I have never been in a planned breakup before. I mean I guess to some extent most breakups are planned. One person feels a shift, sudden or subtle, and they start the strategizing. To minimize casualties, to minimize the pain. But this one, this was a joint effort. Not unlike a divorce. We didn’t have property or children to think about, but we still had each other and the unanswerable question of “what are we doing?”
At the end of a beautiful day, she drops me off at Josh’s. I walk to Josh’s door and turn around, luggage in hand, and race back for one more hug. I am crying in the middle of the street like a character in a movie so absent of self-awareness he wins a Daytime Emmy. I’ve never been good with goodbyes. Anything from seeing someone off on a new chapter of their life to just leaving a bbq early, I always botch it. My preferred method is to not do it at all. I envy the people who own their farewells. I see people who leave by saying bye to everyone and everyone loves it, or at least appreciates it, but I get caught up in handshakes vs. hugs and what to say, and the whole thing is awkward and I know people take awkward over rude nine times out of ten, but not me. I don’t think not talking is rude. I think it considers other people’s feelings just as much as polite conversation. Extroverts lead this world so it’s common to think the nice thing to do is reach out, tell a tale, give a pat, but in the eyes of the introvert, we would just as soon rub their belly as squeeze their shoulder. Not saying there is anything wrong with a belly rub, just not something I would do with the person I shared potato salad with.
So a planned break-up is maybe the thing I fear most. Because it plants a goodbye out in front of you, navigates the route, and delivers you an ETA. All that’s left is to put on a podcast of your irrational fears and deepest insecurities and look for any pit-stop to delay the destination. The only thing worse than planning it out is not planning it out. Because you can’t brace yourself. You’re driving along listening to a playlist of greatest dates and then you pull over to relieve yourself, and when you step out, you’re flattened by a sixteen-wheeler carrying someone else’s feelings. The semi roars on, specks of your heart splattered on it’s grill, while what remains twitches on the asphalt.

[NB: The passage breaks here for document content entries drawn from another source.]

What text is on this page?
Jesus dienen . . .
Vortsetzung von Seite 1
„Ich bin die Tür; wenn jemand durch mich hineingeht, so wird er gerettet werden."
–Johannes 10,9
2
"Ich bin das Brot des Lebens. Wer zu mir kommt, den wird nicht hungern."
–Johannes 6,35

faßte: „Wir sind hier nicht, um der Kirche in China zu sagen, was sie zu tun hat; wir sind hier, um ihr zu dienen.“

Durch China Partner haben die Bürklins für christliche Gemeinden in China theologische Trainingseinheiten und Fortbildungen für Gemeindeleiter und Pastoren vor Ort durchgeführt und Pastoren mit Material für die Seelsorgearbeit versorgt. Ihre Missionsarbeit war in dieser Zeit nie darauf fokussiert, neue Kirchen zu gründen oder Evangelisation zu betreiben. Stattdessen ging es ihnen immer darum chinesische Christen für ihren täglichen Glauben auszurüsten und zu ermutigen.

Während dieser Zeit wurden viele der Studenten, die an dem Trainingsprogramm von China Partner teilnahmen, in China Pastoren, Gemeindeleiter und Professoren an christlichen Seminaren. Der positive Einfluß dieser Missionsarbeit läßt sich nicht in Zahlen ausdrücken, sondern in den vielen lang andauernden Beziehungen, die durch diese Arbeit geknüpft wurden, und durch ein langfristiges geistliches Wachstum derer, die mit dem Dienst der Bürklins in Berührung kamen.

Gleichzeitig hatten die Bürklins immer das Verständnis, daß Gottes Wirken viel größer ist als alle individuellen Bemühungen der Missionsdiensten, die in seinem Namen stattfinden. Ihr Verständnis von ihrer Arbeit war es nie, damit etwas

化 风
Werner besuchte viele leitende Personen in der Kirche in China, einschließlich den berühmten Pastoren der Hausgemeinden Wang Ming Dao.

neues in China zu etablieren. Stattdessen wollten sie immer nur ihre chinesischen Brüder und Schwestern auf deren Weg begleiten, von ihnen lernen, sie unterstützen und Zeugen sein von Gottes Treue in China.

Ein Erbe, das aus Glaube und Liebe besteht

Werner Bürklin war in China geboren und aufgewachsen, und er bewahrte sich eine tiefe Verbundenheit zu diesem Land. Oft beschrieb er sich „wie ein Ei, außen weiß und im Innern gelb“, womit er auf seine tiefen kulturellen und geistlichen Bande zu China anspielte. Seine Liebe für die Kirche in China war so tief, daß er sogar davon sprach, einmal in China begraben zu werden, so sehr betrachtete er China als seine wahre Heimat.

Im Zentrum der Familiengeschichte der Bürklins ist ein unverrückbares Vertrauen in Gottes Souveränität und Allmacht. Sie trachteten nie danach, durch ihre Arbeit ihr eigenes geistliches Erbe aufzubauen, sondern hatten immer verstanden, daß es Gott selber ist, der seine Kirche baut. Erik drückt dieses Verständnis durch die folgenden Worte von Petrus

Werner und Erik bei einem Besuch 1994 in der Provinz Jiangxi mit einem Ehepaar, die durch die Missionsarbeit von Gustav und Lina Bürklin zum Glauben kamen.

“You have arrived,” my emotional GPS alerts me. It’s supposed to be the end, but I find us in the middle. In the middle of the street, in the middle of me completely falling apart, and in the middle of not knowing what to say or do next. Em and I agree to work on our shit. A very ambiguous declaration, and even as we said it, I knew it would only make the immediate separation easy. A little morphine as we drift away.
I wipe my eyes, clear my throat and drag my luggage across Josh’s doorstep.
There are social contracts most humans agree to when out in public, the most notable, don’t get emotional. Take the metro, or fly Delta, and you’ll see everyone doing their best passport photo pose. No smiles, no frowns, refrain from the obscene, and especially no crying. People break these contracts by yelling at their significant other, or drunkenly ordering another round, and when this happens, their peers are granted permission to stare. It’s in the fine print. Don’t stare unless someone shows emotion. Well, there is no more public place than Union Station, and no more unsettling emotion than crying, so I discreetly march head down through the lobby to the Amtrak window to get my tickets. A man playing a loud boom box is rapping and shouting, and I’ve never felt such relief for someone causing a scene. I pull my hat down over my eyes as they swell with tears, and stress-purchase $38 worth of snacks from the convenience store inside the station. I am overcome with the feeling I want to be alone. It’s not exactly the perspective one wants before embarking on a country wide storytelling and improv tour, but one doesn’t always get to choose how one feels. I take the next few minutes to stare out the window as we pull out of the station, and I reflect on being a crying man departing from Union Station Los Angeles whose next destination is improv in Maricopa, Arizona. I had an active imagination as a kid, but no amount of creativity could have predicted this version of adulthood.